Quick example. Before we got married, I was a performing Christian solo artist in southern Ontario. I worked alone. One time, a friend of mine who was a professional, recording-studio quality jazz bass player offered to do a concert engagement with me for free at a local church. To maximize his talents and contribution, we rehearsed the songs with some instrumental ‘bridges’ in them so he could do a few improvised bass solos.

But when we actually got out before the audience, I got distracted and started playing the songs the way I normally do, moving quickly from verse to chorus to verse. At the end of the first set, I realized this and told him, and his reply was, “I was trying to find an opening, but I couldn’t find a place to jump in.”

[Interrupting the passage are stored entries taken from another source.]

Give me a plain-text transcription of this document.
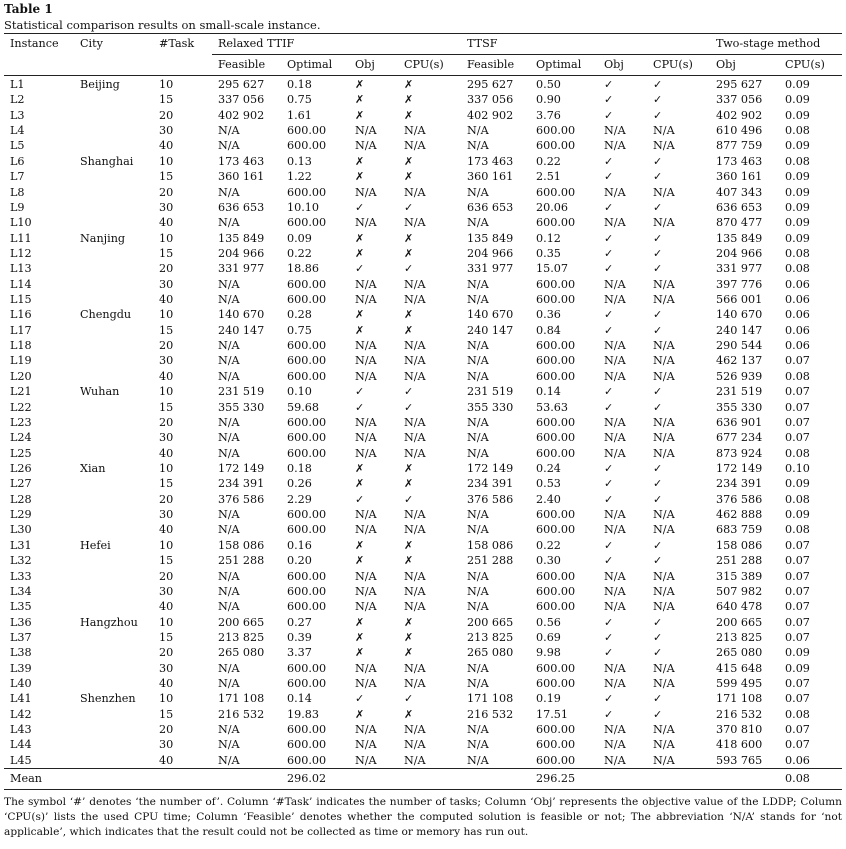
Table 1
Statistical comparison results on small-scale instance.
Instance	City	#Task	Relaxed TTIF				TTSF				Two-stage method	
			Feasible	Optimal	Obj	CPU(s)	Feasible	Optimal	Obj	CPU(s)	Obj	CPU(s)
L1	Beijing	10	295 627	0.18	✗	✗	295 627	0.50	✓	✓	295 627	0.09
L2		15	337 056	0.75	✗	✗	337 056	0.90	✓	✓	337 056	0.09
L3		20	402 902	1.61	✗	✗	402 902	3.76	✓	✓	402 902	0.09
L4		30	N/A	600.00	N/A	N/A	N/A	600.00	N/A	N/A	610 496	0.08
L5		40	N/A	600.00	N/A	N/A	N/A	600.00	N/A	N/A	877 759	0.09
L6	Shanghai	10	173 463	0.13	✗	✗	173 463	0.22	✓	✓	173 463	0.08
L7		15	360 161	1.22	✗	✗	360 161	2.51	✓	✓	360 161	0.09
L8		20	N/A	600.00	N/A	N/A	N/A	600.00	N/A	N/A	407 343	0.09
L9		30	636 653	10.10	✓	✓	636 653	20.06	✓	✓	636 653	0.09
L10		40	N/A	600.00	N/A	N/A	N/A	600.00	N/A	N/A	870 477	0.09
L11	Nanjing	10	135 849	0.09	✗	✗	135 849	0.12	✓	✓	135 849	0.09
L12		15	204 966	0.22	✗	✗	204 966	0.35	✓	✓	204 966	0.08
L13		20	331 977	18.86	✓	✓	331 977	15.07	✓	✓	331 977	0.08
L14		30	N/A	600.00	N/A	N/A	N/A	600.00	N/A	N/A	397 776	0.06
L15		40	N/A	600.00	N/A	N/A	N/A	600.00	N/A	N/A	566 001	0.06
L16	Chengdu	10	140 670	0.28	✗	✗	140 670	0.36	✓	✓	140 670	0.06
L17		15	240 147	0.75	✗	✗	240 147	0.84	✓	✓	240 147	0.06
L18		20	N/A	600.00	N/A	N/A	N/A	600.00	N/A	N/A	290 544	0.06
L19		30	N/A	600.00	N/A	N/A	N/A	600.00	N/A	N/A	462 137	0.07
L20		40	N/A	600.00	N/A	N/A	N/A	600.00	N/A	N/A	526 939	0.08
L21	Wuhan	10	231 519	0.10	✓	✓	231 519	0.14	✓	✓	231 519	0.07
L22		15	355 330	59.68	✓	✓	355 330	53.63	✓	✓	355 330	0.07
L23		20	N/A	600.00	N/A	N/A	N/A	600.00	N/A	N/A	636 901	0.07
L24		30	N/A	600.00	N/A	N/A	N/A	600.00	N/A	N/A	677 234	0.07
L25		40	N/A	600.00	N/A	N/A	N/A	600.00	N/A	N/A	873 924	0.08
L26	Xian	10	172 149	0.18	✗	✗	172 149	0.24	✓	✓	172 149	0.10
L27		15	234 391	0.26	✗	✗	234 391	0.53	✓	✓	234 391	0.09
L28		20	376 586	2.29	✓	✓	376 586	2.40	✓	✓	376 586	0.08
L29		30	N/A	600.00	N/A	N/A	N/A	600.00	N/A	N/A	462 888	0.09
L30		40	N/A	600.00	N/A	N/A	N/A	600.00	N/A	N/A	683 759	0.08
L31	Hefei	10	158 086	0.16	✗	✗	158 086	0.22	✓	✓	158 086	0.07
L32		15	251 288	0.20	✗	✗	251 288	0.30	✓	✓	251 288	0.07
L33		20	N/A	600.00	N/A	N/A	N/A	600.00	N/A	N/A	315 389	0.07
L34		30	N/A	600.00	N/A	N/A	N/A	600.00	N/A	N/A	507 982	0.07
L35		40	N/A	600.00	N/A	N/A	N/A	600.00	N/A	N/A	640 478	0.07
L36	Hangzhou	10	200 665	0.27	✗	✗	200 665	0.56	✓	✓	200 665	0.07
L37		15	213 825	0.39	✗	✗	213 825	0.69	✓	✓	213 825	0.07
L38		20	265 080	3.37	✗	✗	265 080	9.98	✓	✓	265 080	0.09
L39		30	N/A	600.00	N/A	N/A	N/A	600.00	N/A	N/A	415 648	0.09
L40		40	N/A	600.00	N/A	N/A	N/A	600.00	N/A	N/A	599 495	0.07
L41	Shenzhen	10	171 108	0.14	✓	✓	171 108	0.19	✓	✓	171 108	0.07
L42		15	216 532	19.83	✗	✗	216 532	17.51	✓	✓	216 532	0.08
L43		20	N/A	600.00	N/A	N/A	N/A	600.00	N/A	N/A	370 810	0.07
L44		30	N/A	600.00	N/A	N/A	N/A	600.00	N/A	N/A	418 600	0.07
L45		40	N/A	600.00	N/A	N/A	N/A	600.00	N/A	N/A	593 765	0.06
Mean				296.02				296.25				0.08
The symbol ‘#’ denotes ‘the number of’. Column ‘#Task’ indicates the number of tasks; Column ‘Obj’ represents the objective value of the LDDP; Column ‘CPU(s)’ lists the used CPU time; Column ‘Feasible’ denotes whether the computed solution is feasible or not; The abbreviation ‘N/A’ stands for ‘not applicable’, which indicates that the result could not be collected as time or memory has run out.
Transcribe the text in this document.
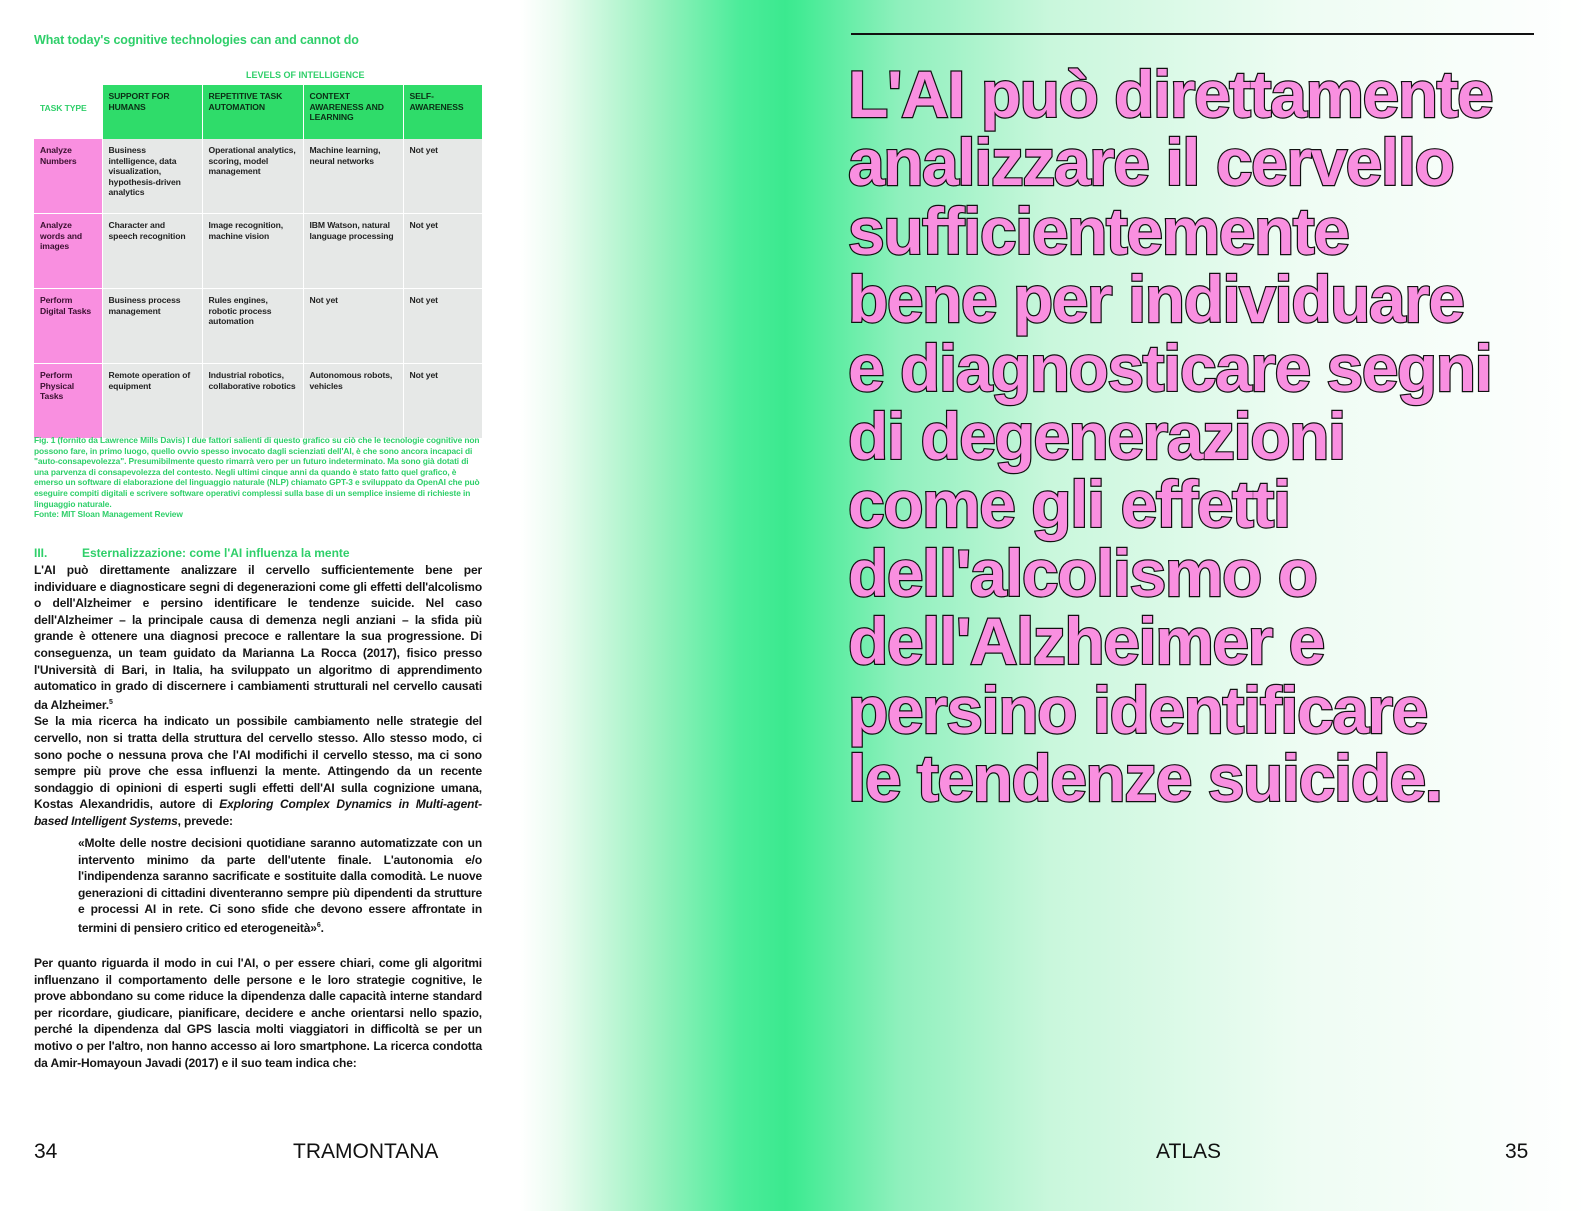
What today's cognitive technologies can and cannot do
LEVELS OF INTELLIGENCE
TASK TYPE	SUPPORT FOR HUMANS	REPETITIVE TASK AUTOMATION	CONTEXT AWARENESS AND LEARNING	SELF-AWARENESS
Analyze Numbers	Business intelligence, data visualization, hypothesis-driven analytics	Operational analytics, scoring, model management	Machine learning, neural networks	Not yet
Analyze words and images	Character and speech recognition	Image recognition, machine vision	IBM Watson, natural language processing	Not yet
Perform Digital Tasks	Business process management	Rules engines, robotic process automation	Not yet	Not yet
Perform Physical Tasks	Remote operation of equipment	Industrial robotics, collaborative robotics	Autonomous robots, vehicles	Not yet
Fig. 1 (fornito da Lawrence Mills Davis) I due fattori salienti di questo grafico su ciò che le tecnologie cognitive non possono fare, in primo luogo, quello ovvio spesso invocato dagli scienziati dell'AI, è che sono ancora incapaci di "auto-consapevolezza". Presumibilmente questo rimarrà vero per un futuro indeterminato. Ma sono già dotati di una parvenza di consapevolezza del contesto. Negli ultimi cinque anni da quando è stato fatto quel grafico, è emerso un software di elaborazione del linguaggio naturale (NLP) chiamato GPT-3 e sviluppato da OpenAI che può eseguire compiti digitali e scrivere software operativi complessi sulla base di un semplice insieme di richieste in linguaggio naturale.
Fonte: MIT Sloan Management Review
III.	Esternalizzazione: come l'AI influenza la mente

L'AI può direttamente analizzare il cervello sufficientemente bene per individuare e diagnosticare segni di degenerazioni come gli effetti dell'alcolismo o dell'Alzheimer e persino identificare le tendenze suicide. Nel caso dell'Alzheimer – la principale causa di demenza negli anziani – la sfida più grande è ottenere una diagnosi precoce e rallentare la sua progressione. Di conseguenza, un team guidato da Marianna La Rocca (2017), fisico presso l'Università di Bari, in Italia, ha sviluppato un algoritmo di apprendimento automatico in grado di discernere i cambiamenti strutturali nel cervello causati da Alzheimer.$^5$

Se la mia ricerca ha indicato un possibile cambiamento nelle strategie del cervello, non si tratta della struttura del cervello stesso. Allo stesso modo, ci sono poche o nessuna prova che l'AI modifichi il cervello stesso, ma ci sono sempre più prove che essa influenzi la mente. Attingendo da un recente sondaggio di opinioni di esperti sugli effetti dell'AI sulla cognizione umana, Kostas Alexandridis, autore di Exploring Complex Dynamics in Multi-agent-based Intelligent Systems, prevede:

«Molte delle nostre decisioni quotidiane saranno automatizzate con un intervento minimo da parte dell'utente finale. L'autonomia e/o l'indipendenza saranno sacrificate e sostituite dalla comodità. Le nuove generazioni di cittadini diventeranno sempre più dipendenti da strutture e processi AI in rete. Ci sono sfide che devono essere affrontate in termini di pensiero critico ed eterogeneità»$^6$.

Per quanto riguarda il modo in cui l'AI, o per essere chiari, come gli algoritmi influenzano il comportamento delle persone e le loro strategie cognitive, le prove abbondano su come riduce la dipendenza dalle capacità interne standard per ricordare, giudicare, pianificare, decidere e anche orientarsi nello spazio, perché la dipendenza dal GPS lascia molti viaggiatori in difficoltà se per un motivo o per l'altro, non hanno accesso ai loro smartphone. La ricerca condotta da Amir-Homayoun Javadi (2017) e il suo team indica che:

L'AI può direttamente
analizzare il cervello
sufficientemente
bene per individuare
e diagnosticare segni
di degenerazioni
come gli effetti
dell'alcolismo o
dell'Alzheimer e
persino identificare
le tendenze suicide.
34	TRAMONTANA	ATLAS	35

I think that’s how the Holy Spirit would say it to us today. I was there, but you didn’t leave me any room in the program. (See this post, Blocking Peoples’ View from exactly three years ago, for another way of describing this.)

Nobody is saying that God isn’t with us. But we need to see the spiritual possibilities each time we get together, even if it’s just to rake the leaves on the church lawn or clean the church kitchen. And just think, if we were really focused on doing this, we could actually invite our neighbors to “help out” in our church clean-up day, and they might actually see Christ in the most seeker friendly of all possible environments.

It would also revolutionize the way we do things outside of church. We would be spiritualizing or God-focusing our entire lives. Nah. That’s way too radical.

…After committing to write this piece a few days ago, I came across this today from Kaybee, a regular visitor here, on her blog Important to Me. She looks at the way we approach our local church as a sign of what our expectations are. Do we expect that God is really waiting to meet with us?